Circup uses the Click module to run command-line interaction. The AppDirs module is used to determine where to store user-specific assets created by the tool in such a way that meets the host operating system’s usual conventions. The python-semver package is used to validate and compare the semver values associated with modules. The ubiquitous requests module is used for HTTP activity.

Documentation, generated by Sphinx, is based on this README and assembled by assets in the doc subdirectory. The latest version of the docs will be found on Read the Docs.

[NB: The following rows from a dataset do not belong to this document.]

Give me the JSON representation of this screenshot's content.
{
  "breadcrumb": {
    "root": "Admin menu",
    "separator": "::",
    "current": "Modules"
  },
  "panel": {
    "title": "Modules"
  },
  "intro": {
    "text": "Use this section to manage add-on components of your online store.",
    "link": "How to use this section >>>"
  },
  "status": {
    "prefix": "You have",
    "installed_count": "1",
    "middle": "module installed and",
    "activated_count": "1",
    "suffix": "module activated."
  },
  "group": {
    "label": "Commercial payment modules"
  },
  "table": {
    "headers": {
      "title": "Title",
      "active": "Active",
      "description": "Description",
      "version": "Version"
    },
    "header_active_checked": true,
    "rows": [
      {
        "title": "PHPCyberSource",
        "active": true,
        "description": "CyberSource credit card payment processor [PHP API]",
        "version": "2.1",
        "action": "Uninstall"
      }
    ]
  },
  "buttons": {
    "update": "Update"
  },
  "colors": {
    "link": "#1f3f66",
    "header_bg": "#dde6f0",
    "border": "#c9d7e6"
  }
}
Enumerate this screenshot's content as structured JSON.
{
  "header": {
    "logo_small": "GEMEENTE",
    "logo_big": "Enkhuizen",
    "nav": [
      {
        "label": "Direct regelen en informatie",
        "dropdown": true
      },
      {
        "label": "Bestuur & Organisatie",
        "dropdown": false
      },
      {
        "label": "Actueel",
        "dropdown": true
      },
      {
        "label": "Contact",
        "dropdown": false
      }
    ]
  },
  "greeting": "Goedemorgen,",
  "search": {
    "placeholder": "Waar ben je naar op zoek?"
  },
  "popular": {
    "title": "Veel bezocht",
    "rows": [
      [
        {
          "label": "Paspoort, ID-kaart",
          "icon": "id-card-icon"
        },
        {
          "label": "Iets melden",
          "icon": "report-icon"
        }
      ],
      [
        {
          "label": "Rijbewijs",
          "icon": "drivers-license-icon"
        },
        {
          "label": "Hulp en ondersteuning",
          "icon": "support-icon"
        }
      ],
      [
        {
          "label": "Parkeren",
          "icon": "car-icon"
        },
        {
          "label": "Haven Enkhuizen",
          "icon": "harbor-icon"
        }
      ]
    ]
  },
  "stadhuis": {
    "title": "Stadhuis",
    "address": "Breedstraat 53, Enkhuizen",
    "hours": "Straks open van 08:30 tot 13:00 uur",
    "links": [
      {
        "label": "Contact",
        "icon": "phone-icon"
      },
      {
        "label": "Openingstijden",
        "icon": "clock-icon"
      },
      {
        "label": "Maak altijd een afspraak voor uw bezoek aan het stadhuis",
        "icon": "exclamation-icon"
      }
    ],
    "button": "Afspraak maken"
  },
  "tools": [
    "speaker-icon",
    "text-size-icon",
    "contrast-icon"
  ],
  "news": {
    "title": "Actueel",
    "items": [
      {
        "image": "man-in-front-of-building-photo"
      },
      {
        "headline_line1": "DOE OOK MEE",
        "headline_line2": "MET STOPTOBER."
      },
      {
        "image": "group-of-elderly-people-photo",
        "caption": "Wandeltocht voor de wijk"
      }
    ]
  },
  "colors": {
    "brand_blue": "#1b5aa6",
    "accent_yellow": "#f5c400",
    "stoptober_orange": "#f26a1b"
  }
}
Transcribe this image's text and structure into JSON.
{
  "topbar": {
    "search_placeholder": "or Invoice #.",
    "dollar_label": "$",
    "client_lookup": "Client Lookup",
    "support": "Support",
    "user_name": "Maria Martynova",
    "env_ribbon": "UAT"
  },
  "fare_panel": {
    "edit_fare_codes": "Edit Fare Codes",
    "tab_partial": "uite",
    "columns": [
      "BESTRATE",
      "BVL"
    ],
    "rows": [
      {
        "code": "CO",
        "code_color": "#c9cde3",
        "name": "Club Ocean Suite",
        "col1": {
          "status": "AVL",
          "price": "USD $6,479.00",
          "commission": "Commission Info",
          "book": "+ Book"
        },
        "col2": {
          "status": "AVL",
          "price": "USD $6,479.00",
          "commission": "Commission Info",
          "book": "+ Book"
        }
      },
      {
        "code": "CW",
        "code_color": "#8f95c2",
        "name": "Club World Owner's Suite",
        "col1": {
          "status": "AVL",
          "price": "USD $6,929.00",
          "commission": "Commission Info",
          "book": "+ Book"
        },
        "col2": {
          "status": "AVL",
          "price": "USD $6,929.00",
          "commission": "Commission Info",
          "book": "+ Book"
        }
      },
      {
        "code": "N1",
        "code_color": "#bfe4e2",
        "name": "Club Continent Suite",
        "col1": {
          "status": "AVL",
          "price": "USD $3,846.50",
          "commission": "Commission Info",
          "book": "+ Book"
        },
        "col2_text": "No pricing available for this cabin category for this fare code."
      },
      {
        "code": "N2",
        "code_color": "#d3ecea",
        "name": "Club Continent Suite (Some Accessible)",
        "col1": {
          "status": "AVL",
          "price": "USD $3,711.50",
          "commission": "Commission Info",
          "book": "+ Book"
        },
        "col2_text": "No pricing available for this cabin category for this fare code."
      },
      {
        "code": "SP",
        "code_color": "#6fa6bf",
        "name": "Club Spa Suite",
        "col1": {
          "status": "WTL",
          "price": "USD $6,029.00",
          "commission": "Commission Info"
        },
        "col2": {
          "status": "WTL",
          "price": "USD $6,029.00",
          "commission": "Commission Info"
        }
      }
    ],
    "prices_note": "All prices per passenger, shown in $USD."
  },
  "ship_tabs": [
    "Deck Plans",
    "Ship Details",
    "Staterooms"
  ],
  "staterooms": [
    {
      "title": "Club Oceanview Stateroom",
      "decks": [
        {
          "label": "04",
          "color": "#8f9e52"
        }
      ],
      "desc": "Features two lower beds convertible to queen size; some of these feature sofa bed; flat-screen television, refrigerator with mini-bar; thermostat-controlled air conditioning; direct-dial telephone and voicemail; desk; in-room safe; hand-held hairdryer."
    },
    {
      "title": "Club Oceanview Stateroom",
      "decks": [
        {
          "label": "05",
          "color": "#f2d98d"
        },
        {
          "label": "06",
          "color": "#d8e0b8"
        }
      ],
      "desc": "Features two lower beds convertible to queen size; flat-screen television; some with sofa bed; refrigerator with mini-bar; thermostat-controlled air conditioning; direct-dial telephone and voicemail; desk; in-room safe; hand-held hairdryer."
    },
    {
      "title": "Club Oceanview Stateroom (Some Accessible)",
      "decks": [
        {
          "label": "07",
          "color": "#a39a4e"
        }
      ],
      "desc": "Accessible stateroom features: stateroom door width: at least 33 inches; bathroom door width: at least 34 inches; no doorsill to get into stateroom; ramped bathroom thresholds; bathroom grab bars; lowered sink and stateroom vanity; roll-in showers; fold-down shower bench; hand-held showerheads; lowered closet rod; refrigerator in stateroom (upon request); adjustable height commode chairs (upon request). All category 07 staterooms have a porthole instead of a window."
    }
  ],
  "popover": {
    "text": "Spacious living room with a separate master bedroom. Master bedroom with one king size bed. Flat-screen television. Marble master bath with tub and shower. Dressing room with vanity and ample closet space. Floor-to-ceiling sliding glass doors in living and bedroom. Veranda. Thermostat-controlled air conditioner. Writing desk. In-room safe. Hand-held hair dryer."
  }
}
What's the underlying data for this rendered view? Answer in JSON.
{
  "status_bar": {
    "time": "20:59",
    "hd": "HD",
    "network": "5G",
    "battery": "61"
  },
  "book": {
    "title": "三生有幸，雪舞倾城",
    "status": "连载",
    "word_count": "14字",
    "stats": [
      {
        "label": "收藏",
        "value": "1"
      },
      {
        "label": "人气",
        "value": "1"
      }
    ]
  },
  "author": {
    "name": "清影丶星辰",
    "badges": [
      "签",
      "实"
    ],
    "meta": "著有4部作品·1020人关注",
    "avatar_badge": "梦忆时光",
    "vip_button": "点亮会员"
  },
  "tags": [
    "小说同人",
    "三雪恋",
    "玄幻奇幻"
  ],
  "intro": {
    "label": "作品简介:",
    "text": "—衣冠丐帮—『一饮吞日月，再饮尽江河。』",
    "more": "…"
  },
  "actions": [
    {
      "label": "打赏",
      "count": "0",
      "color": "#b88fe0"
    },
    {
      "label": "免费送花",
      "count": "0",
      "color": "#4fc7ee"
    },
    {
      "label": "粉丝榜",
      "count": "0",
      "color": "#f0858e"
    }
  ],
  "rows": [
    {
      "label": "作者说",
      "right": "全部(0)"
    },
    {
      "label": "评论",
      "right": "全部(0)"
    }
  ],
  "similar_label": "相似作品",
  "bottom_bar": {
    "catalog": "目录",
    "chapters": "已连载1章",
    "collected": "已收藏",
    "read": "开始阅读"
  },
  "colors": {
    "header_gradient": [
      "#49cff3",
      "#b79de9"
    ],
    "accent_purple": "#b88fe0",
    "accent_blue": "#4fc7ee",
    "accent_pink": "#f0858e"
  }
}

Discussion of this tool happens on the Adafruit CircuitPython Discord channel.

API

Circup – a utility to manage and update libraries on a CircuitPython device.

License

MIT License

Copyright (c) 2019 Adafruit Industries

Permission is hereby granted, free of charge, to any person obtaining a copy of this software and associated documentation files (the “Software”), to deal in the Software without restriction, including without limitation the rights to use, copy, modify, merge, publish, distribute, sublicense, and/or sell copies of the Software, and to permit persons to whom the Software is furnished to do so, subject to the following conditions:

The above copyright notice and this permission notice shall be included in all copies or substantial portions of the Software.

THE SOFTWARE IS PROVIDED “AS IS”, WITHOUT WARRANTY OF ANY KIND, EXPRESS OR IMPLIED, INCLUDING BUT NOT LIMITED TO THE WARRANTIES OF MERCHANTABILITY, FITNESS FOR A PARTICULAR PURPOSE AND NONINFRINGEMENT. IN NO EVENT SHALL THE AUTHORS OR COPYRIGHT HOLDERS BE LIABLE FOR ANY CLAIM, DAMAGES OR OTHER LIABILITY, WHETHER IN AN ACTION OF CONTRACT, TORT OR OTHERWISE, ARISING FROM, OUT OF OR IN CONNECTION WITH THE SOFTWARE OR THE USE OR OTHER DEALINGS IN THE SOFTWARE.